This past week as my daughter celebrated a birthday, I found myself recalling an experience I had on the day that she was born. The circumstances were such that my husband needed to stay with our 2-year-old son and so my daughter and I were alone at the hospital that night. I remember being exhausted as well as happy and then later, so sad.

No explanation beyond labor for being exhausted. I was happy…grateful…that my daughter had been born and was doing okay and then I felt so sad that my husband wasn’t able to be there for the birth of our daughter. He was able to come for a short visit afterward, but now as the day was coming to end, it was just me and my daughter. We were alone in the room and she still wouldn’t nurse. She kept falling asleep.

At one point, I remember wishing so badly that my husband was there. I was feeling very overwhelmed by the experience of the whole day, and so alone. Then a nurse, one who I had not seen before, came into the room to check on us. She had such a peaceful presence and a gentle smile. During the brief time we interacted my feelings of being overwhelmed disappeared completely. As she was wrapping up and preparing to leave the room, she re-swaddled my daughter and gently handed her to me with a smile. She left and my daughter and I fell sound asleep. When I awoke a few hours later, I felt so refreshed and so at peace, and as my daughter continued not to nurse, I found myself with a renewed patience, and strengthened spirit. It turned out that I never saw the nurse with the peaceful spirit and gentle smile again, but to this day, each time I think of that experience I feel blessed and grateful for the angel sent to me in that hour of need.
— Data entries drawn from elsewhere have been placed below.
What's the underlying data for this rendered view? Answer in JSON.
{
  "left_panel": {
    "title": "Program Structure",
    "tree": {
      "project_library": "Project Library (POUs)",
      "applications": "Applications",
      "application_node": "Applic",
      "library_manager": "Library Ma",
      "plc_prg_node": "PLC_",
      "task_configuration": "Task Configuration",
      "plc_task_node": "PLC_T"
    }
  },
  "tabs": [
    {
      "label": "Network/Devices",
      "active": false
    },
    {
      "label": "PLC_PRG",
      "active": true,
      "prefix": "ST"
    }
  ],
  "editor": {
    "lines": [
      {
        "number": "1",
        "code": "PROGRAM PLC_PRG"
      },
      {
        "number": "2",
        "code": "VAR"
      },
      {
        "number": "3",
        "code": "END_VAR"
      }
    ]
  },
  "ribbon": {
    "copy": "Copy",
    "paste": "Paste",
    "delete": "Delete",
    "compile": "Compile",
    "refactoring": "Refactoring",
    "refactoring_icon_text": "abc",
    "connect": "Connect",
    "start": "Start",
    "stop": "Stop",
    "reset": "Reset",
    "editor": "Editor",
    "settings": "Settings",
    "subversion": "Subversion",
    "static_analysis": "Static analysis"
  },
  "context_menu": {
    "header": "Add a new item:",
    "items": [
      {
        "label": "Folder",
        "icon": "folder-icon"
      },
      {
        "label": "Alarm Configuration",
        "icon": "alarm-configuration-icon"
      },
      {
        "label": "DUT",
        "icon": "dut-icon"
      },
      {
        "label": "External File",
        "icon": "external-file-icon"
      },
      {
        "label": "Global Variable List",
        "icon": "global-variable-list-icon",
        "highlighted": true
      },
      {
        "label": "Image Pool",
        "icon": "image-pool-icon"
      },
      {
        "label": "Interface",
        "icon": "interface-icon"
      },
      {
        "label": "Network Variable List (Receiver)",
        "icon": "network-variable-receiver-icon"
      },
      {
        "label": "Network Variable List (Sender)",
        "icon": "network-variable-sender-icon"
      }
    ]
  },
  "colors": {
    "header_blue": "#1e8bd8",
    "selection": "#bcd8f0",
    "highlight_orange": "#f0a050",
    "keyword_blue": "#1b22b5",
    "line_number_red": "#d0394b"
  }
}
As one goes through life, there are many signs; some are acknowledged perhaps almost immediately, some are recognized in time, and some remain hanging in the balance, waiting to be discovered.

“Then Peter recovered his senses and said, ‘Now I know for certain that [the] Lord sent his angel and rescued me…’.” – Acts 12:11

Wisdom from the woods…

As a child I recall playing with friends in the woods and walking across fallen trees or planks of wood from one point to another and sometimes over water. I don’t recall how high up “the bridges” were, but I do remember us pretending that we were walking on a tightrope high up in the air. I also recall sledding down what seemed like a mountain in those same woods while trying to avoid the many trees of varying size that were all around and between us.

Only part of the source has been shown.